Immediately after surgery, a lung transplant patient is required to stay in Iowa City for intensive care and therapy before they can leave the hospital. Following this first round of therapy, she was transferred to St. Luke’s in-patient rehab department in Cedar Rapids. After a reaction to a medication, she had to return to UIHC for two weeks before completing her therapy at St. Luke’s, where she remained until they were able to get her up and walking. After this accomplishment, she was able to return home to Guttenberg with her husband and dog! She began pulmonary rehabilitative therapy here at GMHC. She commented, “That was huge for me, to be able to come home and go to therapy nearby. It made such a difference in my recovery.”
Donna still needed to make some trips to Iowa City for post-surgery tests and checkups, but her doctor allowed her to do the frequent and necessary lab work at GMHC and have the information forwarded to U of I. “That made it much easier for me and saved us a lot of travel,” she commented. During her therapy at GMHC and recovery at home, Donna was sure to celebrate the little milestones along the way. At first, her husband had to help her get up out of the chair by lifting her at the back side of her pants waistband. “I got tired of all the wedgies he was giving me!” she joked. When she was finally able to complete this task alone, she announced, “Look at me, I can to this without anyone here!” And “I couldn’t have done this without the great rehab I was receiving.”

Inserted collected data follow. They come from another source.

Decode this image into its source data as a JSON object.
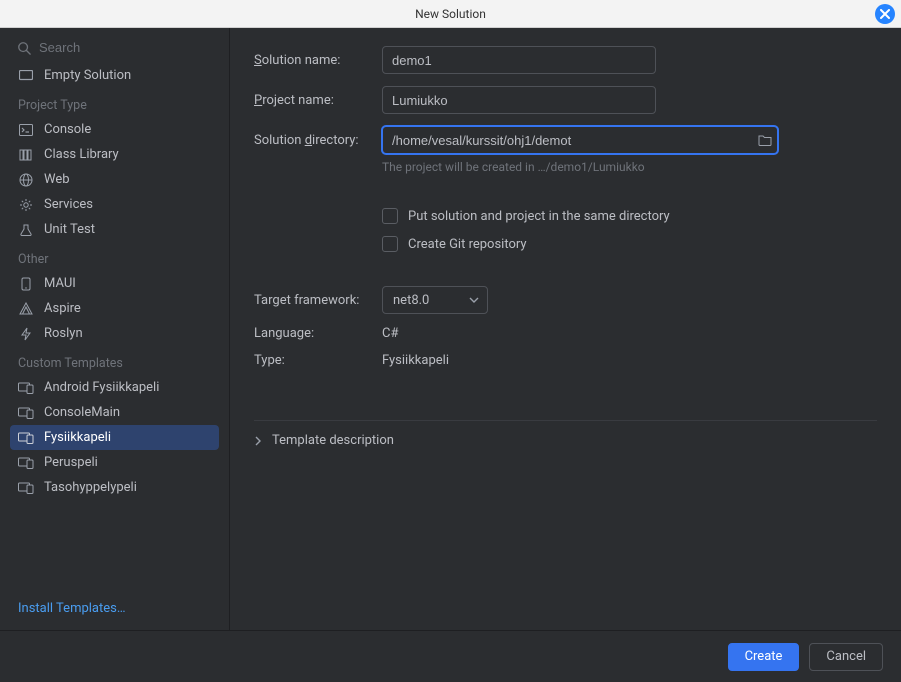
{
  "window": {
    "title": "New Solution"
  },
  "search": {
    "placeholder": "Search"
  },
  "sidebar": {
    "top": [
      {
        "label": "Empty Solution",
        "icon": "rectangle"
      }
    ],
    "sections": [
      {
        "title": "Project Type",
        "items": [
          {
            "label": "Console",
            "icon": "terminal"
          },
          {
            "label": "Class Library",
            "icon": "books"
          },
          {
            "label": "Web",
            "icon": "globe"
          },
          {
            "label": "Services",
            "icon": "gear"
          },
          {
            "label": "Unit Test",
            "icon": "test"
          }
        ]
      },
      {
        "title": "Other",
        "items": [
          {
            "label": "MAUI",
            "icon": "phone"
          },
          {
            "label": "Aspire",
            "icon": "aspire"
          },
          {
            "label": "Roslyn",
            "icon": "bolt"
          }
        ]
      },
      {
        "title": "Custom Templates",
        "items": [
          {
            "label": "Android Fysiikkapeli",
            "icon": "device"
          },
          {
            "label": "ConsoleMain",
            "icon": "device"
          },
          {
            "label": "Fysiikkapeli",
            "icon": "device",
            "selected": true
          },
          {
            "label": "Peruspeli",
            "icon": "device"
          },
          {
            "label": "Tasohyppelypeli",
            "icon": "device"
          }
        ]
      }
    ],
    "install_link": "Install Templates…"
  },
  "form": {
    "solution_name": {
      "label": "Solution name:",
      "value": "demo1"
    },
    "project_name": {
      "label": "Project name:",
      "value": "Lumiukko"
    },
    "solution_directory": {
      "label": "Solution directory:",
      "value": "/home/vesal/kurssit/ohj1/demot"
    },
    "help": "The project will be created in …/demo1/Lumiukko",
    "same_dir": {
      "label": "Put solution and project in the same directory"
    },
    "git": {
      "label": "Create Git repository"
    },
    "target_framework": {
      "label": "Target framework:",
      "value": "net8.0"
    },
    "language": {
      "label": "Language:",
      "value": "C#"
    },
    "type": {
      "label": "Type:",
      "value": "Fysiikkapeli"
    },
    "template_desc": "Template description"
  },
  "buttons": {
    "create": "Create",
    "cancel": "Cancel"
  }
}
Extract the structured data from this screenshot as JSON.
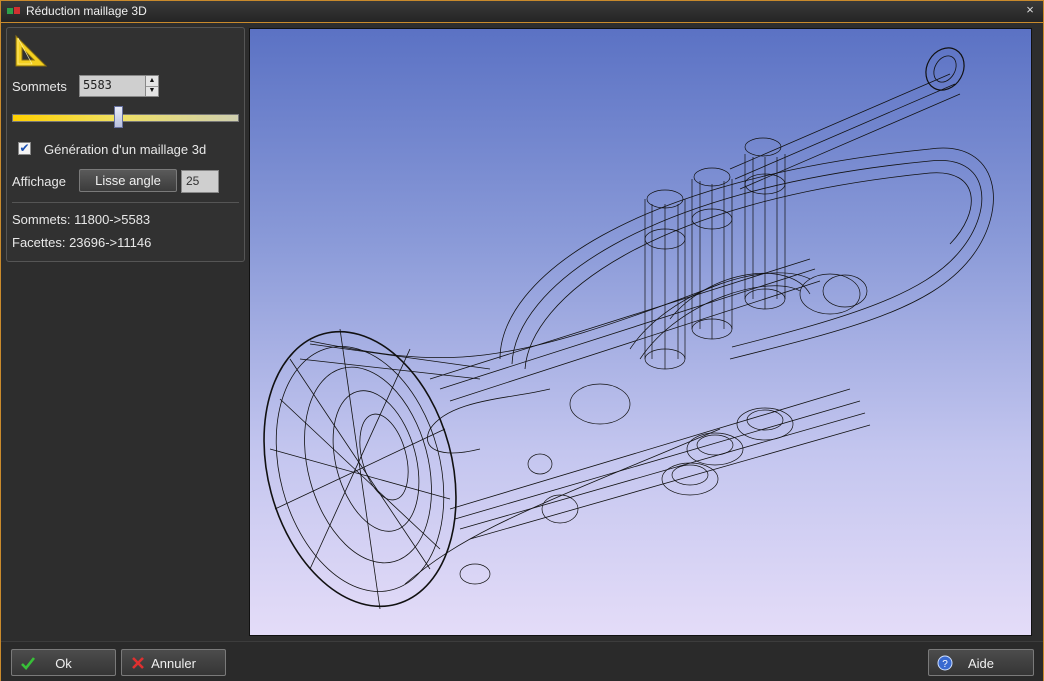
{
  "window": {
    "title": "Réduction maillage 3D",
    "close_label": "×"
  },
  "panel": {
    "sommets_label": "Sommets",
    "sommets_value": "5583",
    "slider_fraction": 0.47,
    "checkbox_label": "Génération d'un maillage 3d",
    "checkbox_checked": true,
    "affichage_label": "Affichage",
    "lisse_button_label": "Lisse angle",
    "angle_value": "25",
    "stats_sommets": "Sommets: 11800->5583",
    "stats_facettes": "Facettes: 23696->11146"
  },
  "buttons": {
    "ok_label": "Ok",
    "annuler_label": "Annuler",
    "aide_label": "Aide"
  },
  "icons": {
    "app": "app-mesh-icon",
    "tool": "set-square-icon",
    "ok": "check-icon",
    "annuler": "cross-icon",
    "aide": "help-icon"
  },
  "colors": {
    "accent_border": "#c98a2c",
    "viewport_top": "#5b72c4",
    "viewport_bottom": "#e4dcf8"
  }
}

Donna had some work to do to regain her confidence in driving, as it had been 3 long years since she had been behind the wheel. But lately, she is taking full advantage of her newfound freedom. She is driving again, shopping for groceries, meeting friends for lunch and even driving herself to her appointments in Iowa City. Perhaps best of all, she recently was able to watch her grandkids again, and even made a trip to Redfield to celebrate birthdays for two of them. After seeing her for so long with an oxygen line attached, her grandson asked, “How are we going to be able to find you Grandma, without your cord?” When asked to describe how all of this makes her feel, she exclaimed, “It is great! It’s basically like having a new life!”
“We (Respiratory Therapy Staff) are very proud of Donna throughout her road to recovery. It was truly amazing to witness her reclaim her life and get back to being a busy grandma!” replied Amanda Miller, RT.